Homes priced between $400,000 and $800,000 have joined the higher-priced segments for 3 months of consecutive year-to-year gains in new listings, the report added.
Initial signs from the first two weeks of October show that buyers are beginning to take advantage of the extra supply, said CAR, as pending sales have risen by double digits compared with the first two weeks of October 2023.
At the same time, pending sales numbers suggest that buyers have begun to take advantage, said CAR, in spite of the typical seasonal fall slowdown.
Additionally, according to the Bureau of Labor Statistics’ (BLS) latest report, the Consumer Price Index for All Urban Consumers (CPI-U) increased 0.2 percent on a seasonally adjusted basis, the same increase as in August and July. Over the last 12 months, the all items index increased 2.4 percent before seasonal adjustment.
That is the lowest level since March of 2021 when inflation first ramped up and shows that the economy continues to make progress to the Fed’s 2% target for headline inflation, said the BLS.
“However, core inflation, which excludes certain volatile categories like food and energy prices, remains stubborn with only incremental progress of late due to high housing costs and ongoing wage growth owing to a strong labor market.”
Meanwhile, offered the CAR report, the PCE Index, which is the Fed’s preferred measure of inflation over the CPI, has shown slightly better progress with core PCE growth dipping below 3% for the past 7 months consecutively, with September data still to be released.
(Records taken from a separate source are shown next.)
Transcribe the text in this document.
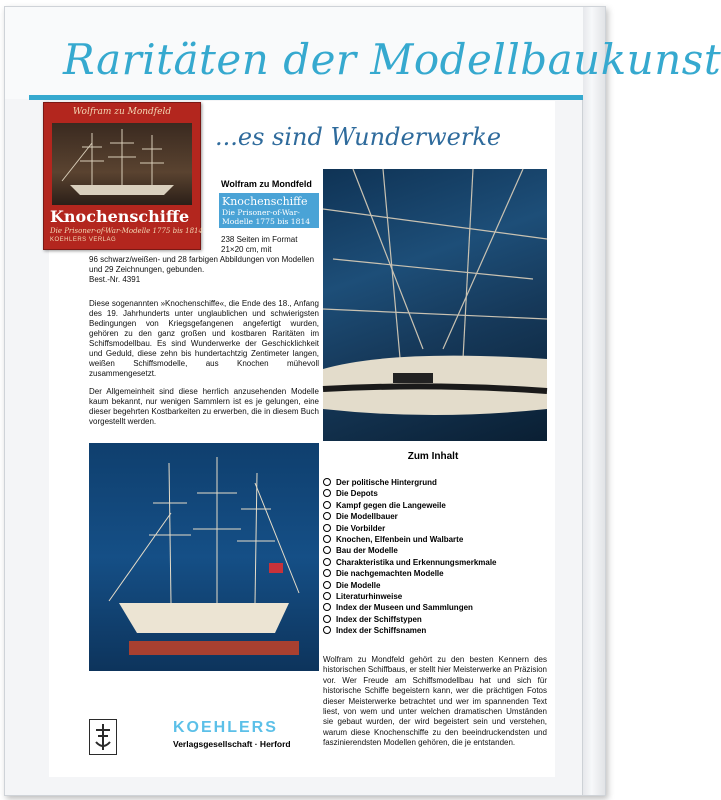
Raritäten der Modellbaukunst
Wolfram zu Mondfeld
Knochenschiffe
Die Prisoner-of-War-Modelle 1775 bis 1814
KOEHLERS VERLAG
...es sind Wunderwerke
Wolfram zu Mondfeld
Knochenschiffe
Die Prisoner-of-War-Modelle 1775 bis 1814
238 Seiten im Format 21×20 cm, mit
96 schwarz/weißen- und 28 farbigen Abbildungen von Modellen und 29 Zeichnungen, gebunden.
Best.-Nr. 4391
Diese sogenannten »Knochenschiffe«, die Ende des 18., Anfang des 19. Jahrhunderts unter unglaublichen und schwierigsten Bedingungen von Kriegsgefangenen angefertigt wurden, gehören zu den ganz großen und kostbaren Raritäten im Schiffsmodellbau. Es sind Wunderwerke der Geschicklichkeit und Geduld, diese zehn bis hundertachtzig Zentimeter langen, weißen Schiffsmodelle, aus Knochen mühevoll zusammengesetzt.
Der Allgemeinheit sind diese herrlich anzusehenden Modelle kaum bekannt, nur wenigen Sammlern ist es je gelungen, eine dieser begehrten Kostbarkeiten zu erwerben, die in diesem Buch vorgestellt werden.
Zum Inhalt
Der politische Hintergrund
Die Depots
Kampf gegen die Langeweile
Die Modellbauer
Die Vorbilder
Knochen, Elfenbein und Walbarte
Bau der Modelle
Charakteristika und Erkennungsmerkmale
Die nachgemachten Modelle
Die Modelle
Literaturhinweise
Index der Museen und Sammlungen
Index der Schiffstypen
Index der Schiffsnamen
Wolfram zu Mondfeld gehört zu den besten Kennern des historischen Schiffbaus, er stellt hier Meisterwerke an Präzision vor. Wer Freude am Schiffsmodellbau hat und sich für historische Schiffe begeistern kann, wer die prächtigen Fotos dieser Meisterwerke betrachtet und wer im spannenden Text liest, von wem und unter welchen dramatischen Umständen sie gebaut wurden, der wird begeistert sein und verstehen, warum diese Knochenschiffe zu den beeindruckendsten und faszinierendsten Modellen gehören, die je entstanden.
KOEHLERS
Verlagsgesellschaft · Herford
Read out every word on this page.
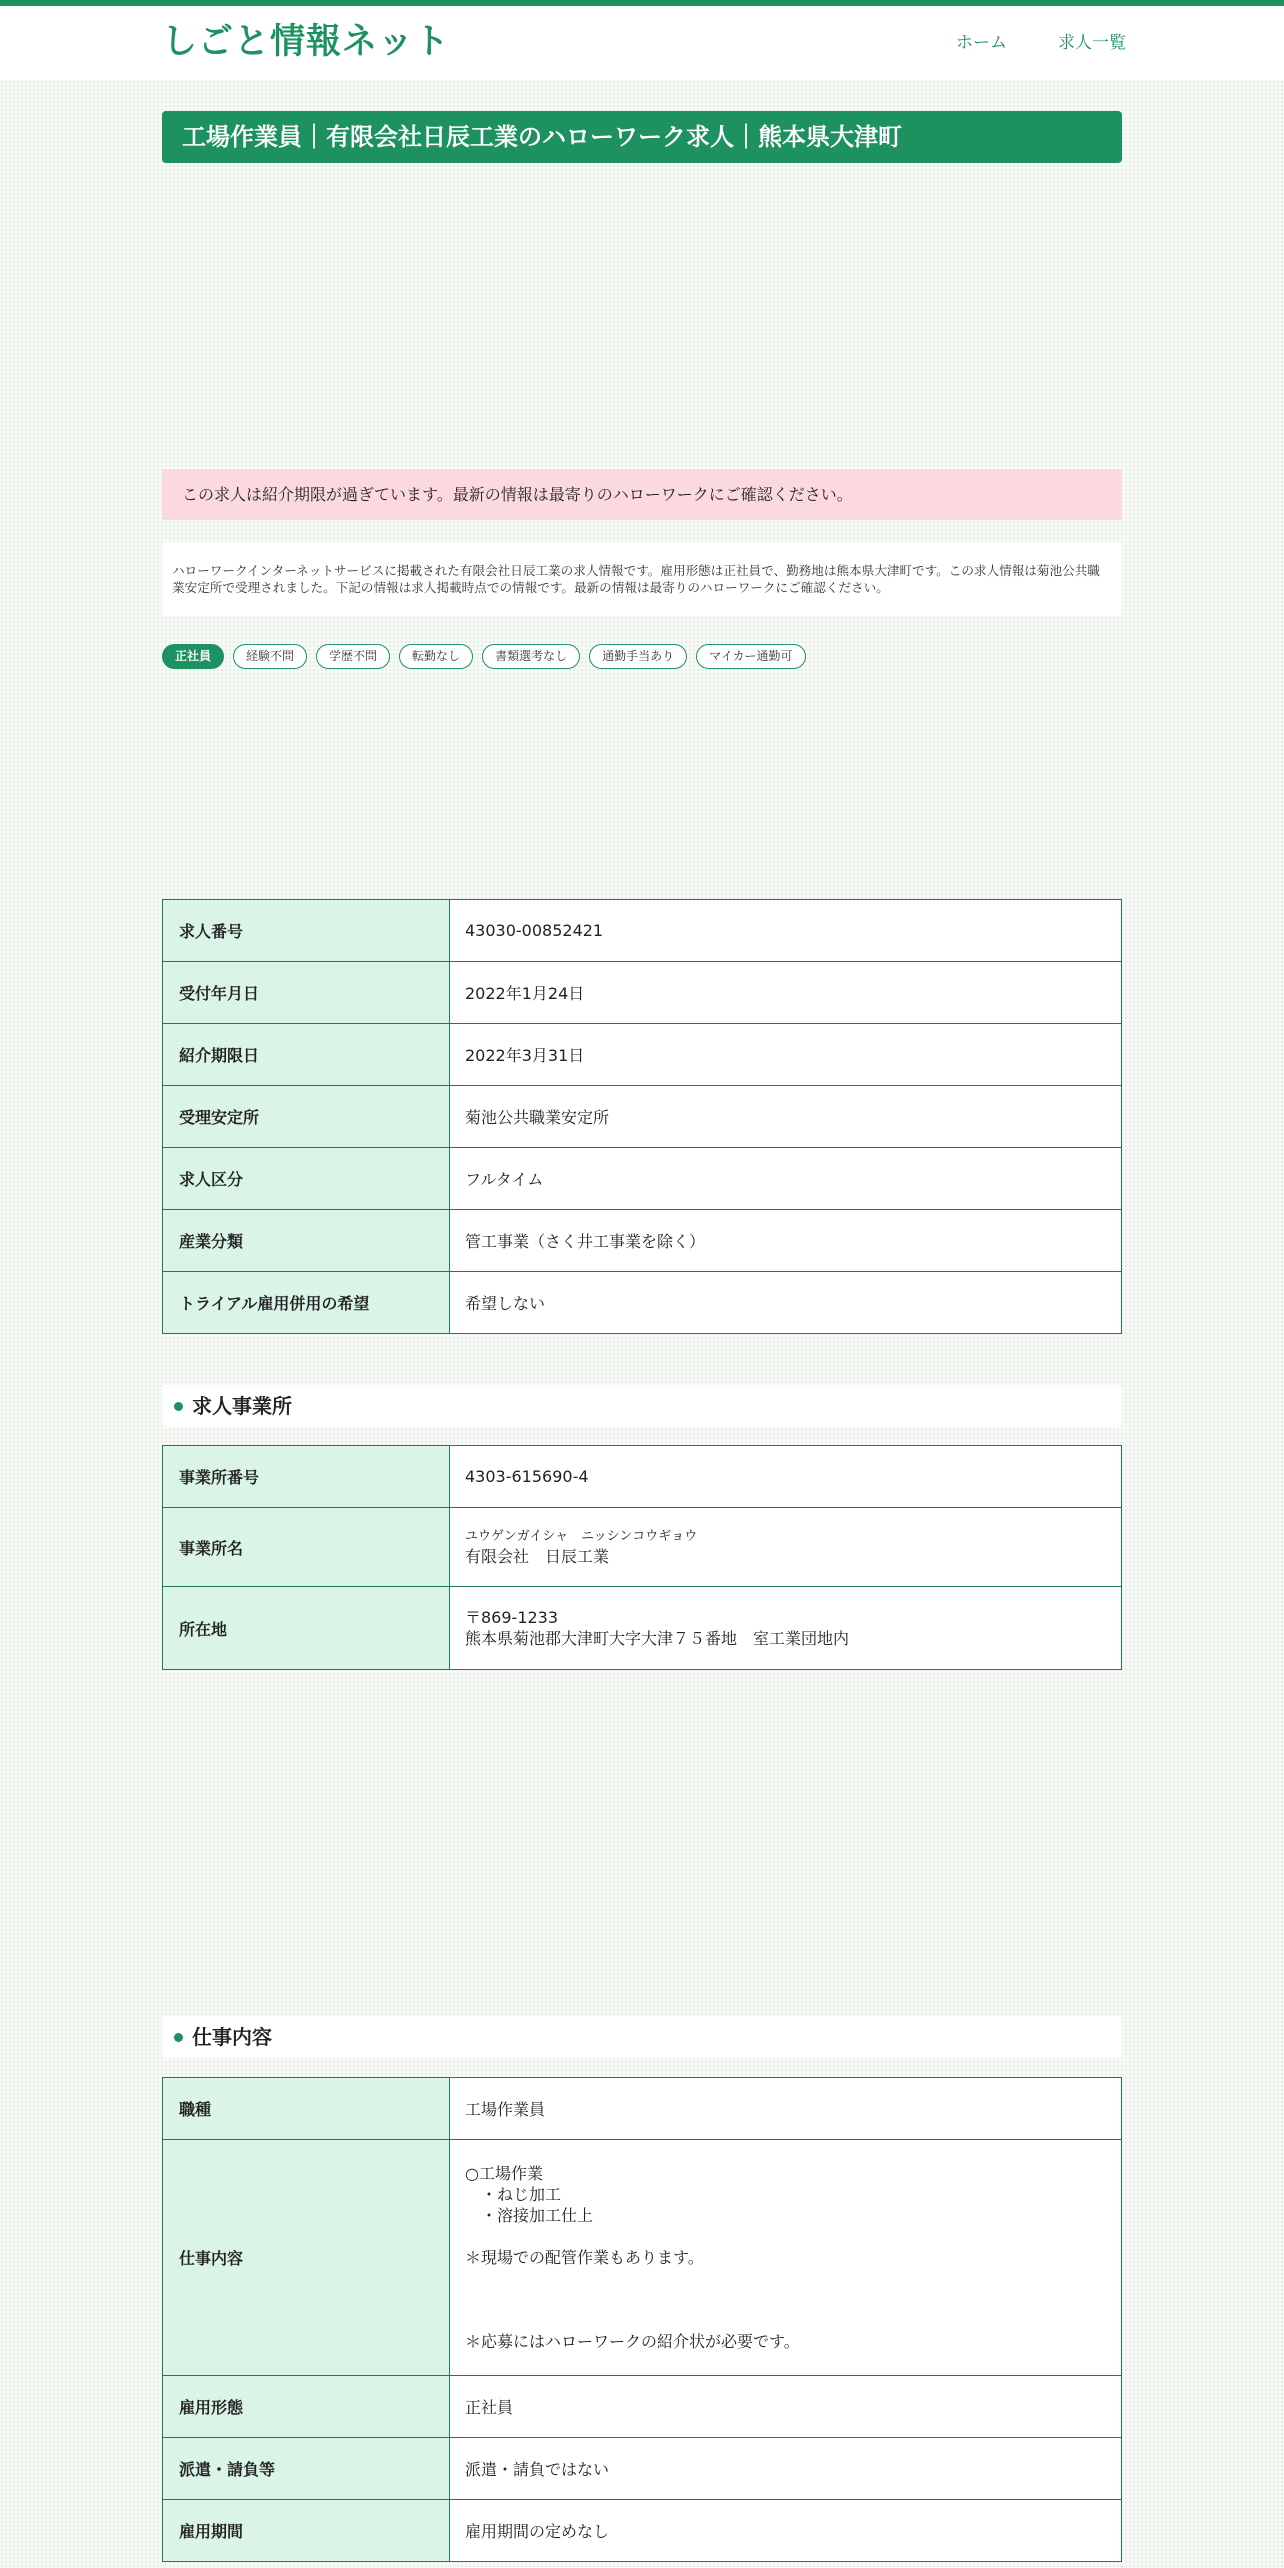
しごと情報ネット	ホーム	求人一覧
工場作業員｜有限会社日辰工業のハローワーク求人｜熊本県大津町
この求人は紹介期限が過ぎています。最新の情報は最寄りのハローワークにご確認ください。
ハローワークインターネットサービスに掲載された有限会社日辰工業の求人情報です。雇用形態は正社員で、勤務地は熊本県大津町です。この求人情報は菊池公共職業安定所で受理されました。下記の情報は求人掲載時点での情報です。最新の情報は最寄りのハローワークにご確認ください。
正社員	経験不問	学歴不問	転勤なし	書類選考なし	通勤手当あり	マイカー通勤可
求人番号	43030-00852421
受付年月日	2022年1月24日
紹介期限日	2022年3月31日
受理安定所	菊池公共職業安定所
求人区分	フルタイム
産業分類	管工事業（さく井工事業を除く）
トライアル雇用併用の希望	希望しない
求人事業所
事業所番号	4303-615690-4
事業所名	ユウゲンガイシャ　ニッシンコウギョウ
有限会社　日辰工業

所在地	〒869-1233
熊本県菊池郡大津町大字大津７５番地　室工業団地内
仕事内容
職種	工場作業員
仕事内容	○工場作業
　・ねじ加工
　・溶接加工仕上

＊現場での配管作業もあります。

＊応募にはハローワークの紹介状が必要です。

雇用形態	正社員
派遣・請負等	派遣・請負ではない
雇用期間	雇用期間の定めなし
As such, the market consensus now expects two additional 25 basis-point rate cuts in 2024.
While Freddie Mac’s average 30-year fixed-rate mortgage was 6.32% last week—its second weekly gain, Mortgage News Daily puts the numbers closer to 6.6% early this week, and the odds of a 50 basis-point cut at the next Fed meeting in November have fallen to zero after the jobs report, despite nearly 1/3 of respondents still holding out hope for a larger cut just one week before, said the CAR report.
“The economy still looks like it is on track to facilitate the cuts the Fed suggested after their September meeting, but expectations are adjusting to the reality of the likely 2 25 basis-point cuts rather than the 100 basis-points they had hoped for,” the report added.